A new study is out from the Mortgage Bankers Association that says mortgage rates will reach 6% mid-2010, then plateau for the rest of the year. But look out for 2011 — the MBS says rates will keep rising.
The rise in mortgage rates will be slow, but steady. According to the MBA, mortgage rates will gradually rise over the next eight quarters — from a low of 4.9% in the last quarter of 2009 to 5.5% in 2010 and then up to 6.2% in 2011.
That level is just about where mortgage rates stood at the end of 2007 — just as the U.S. and global economies began to slide off the cliff.
Why the run-up in rates? Here are a few key reasons:
- The MBA cites the decision by the Federal Reserve to end its $1.25 trillion mortgage-backed securities program in March. When the powerful Federal Reserve cash engine pulls out of the private mortgage securities market, look for rates to rise as less money is left in the market.
- Another reason, although the steam seems to subsiding, is the stabilizing economy. More economists are saying that the worst is beyond us economically, and that, short of rising employment, the U.S. has seen growth in just about every key economic area. That list includes gross domestic product, which increased by 2.2% in the third quarter of 2009, after falling by 0.7% in the second quarter.
- The stock market is another avenue of growth, suggesting that forward-thinking investors feel times are slightly more flush, and thus warrant increased injections of cash into the domestic financial markets.
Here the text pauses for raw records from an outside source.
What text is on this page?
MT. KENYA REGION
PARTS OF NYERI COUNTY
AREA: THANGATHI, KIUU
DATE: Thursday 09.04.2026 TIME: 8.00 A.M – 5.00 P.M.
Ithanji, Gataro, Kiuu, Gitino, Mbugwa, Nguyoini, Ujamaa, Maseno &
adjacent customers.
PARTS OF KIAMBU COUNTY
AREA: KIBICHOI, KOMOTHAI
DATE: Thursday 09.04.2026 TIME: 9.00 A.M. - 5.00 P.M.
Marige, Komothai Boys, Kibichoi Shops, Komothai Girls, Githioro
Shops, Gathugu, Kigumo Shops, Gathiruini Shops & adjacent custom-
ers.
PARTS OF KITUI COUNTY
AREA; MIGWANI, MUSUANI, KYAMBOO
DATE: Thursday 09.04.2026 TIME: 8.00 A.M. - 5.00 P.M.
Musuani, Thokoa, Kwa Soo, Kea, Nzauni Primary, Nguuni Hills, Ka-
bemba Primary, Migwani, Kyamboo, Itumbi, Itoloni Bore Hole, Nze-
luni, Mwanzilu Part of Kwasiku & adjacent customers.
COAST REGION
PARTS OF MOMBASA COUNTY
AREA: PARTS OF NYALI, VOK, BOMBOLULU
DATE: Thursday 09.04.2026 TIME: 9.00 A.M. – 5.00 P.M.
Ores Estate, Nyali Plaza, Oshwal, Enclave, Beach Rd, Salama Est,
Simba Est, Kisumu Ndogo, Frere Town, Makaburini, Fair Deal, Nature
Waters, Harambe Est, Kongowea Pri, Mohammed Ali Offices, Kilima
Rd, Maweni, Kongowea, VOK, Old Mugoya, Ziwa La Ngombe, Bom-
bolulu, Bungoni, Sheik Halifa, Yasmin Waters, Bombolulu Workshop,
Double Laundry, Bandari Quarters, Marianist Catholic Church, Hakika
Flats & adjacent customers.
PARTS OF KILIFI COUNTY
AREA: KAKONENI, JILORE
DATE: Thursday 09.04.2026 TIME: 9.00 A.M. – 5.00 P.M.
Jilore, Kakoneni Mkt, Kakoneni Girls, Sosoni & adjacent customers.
The Dow Jones Industrial Average ended the last quarter of 2009 up 8.9%, and ended the year up an impressive 22.7%.
- Lastly, the housing market is showing signs of sustainable growth, thus adding to the perception that the economy is getting stronger, and that higher rates will follow as the Federal Reserve eventually tightens interest rate levels to thwart inflation. The MBA estimates that housing starts will rise on a quarterly basis throughout 2010. With 480,000 single-family housing starts in our rearview mirror for the fourth quarter of 2009, the MBA expects that number to rise 660,000 starts in the fourth quarter of 2010 and eventually reach 840,000 in 2011.
As mortgage rates rise, the MBA warns, total U.S. mortgage activity for 2010 will fall correspondingly. With a decreased appetite for buying a home with a more expensive loan, or for refinancing into loan rate levels at 6%, total mortgage activity is expected to drop to $1.28 trillion this year. That’s down from $2.11 trillion in 2009. Refinancings, which made up 65% of all mortgage loans in 2009, will fall to 39% of all mortgages in 2010, the MBA reports.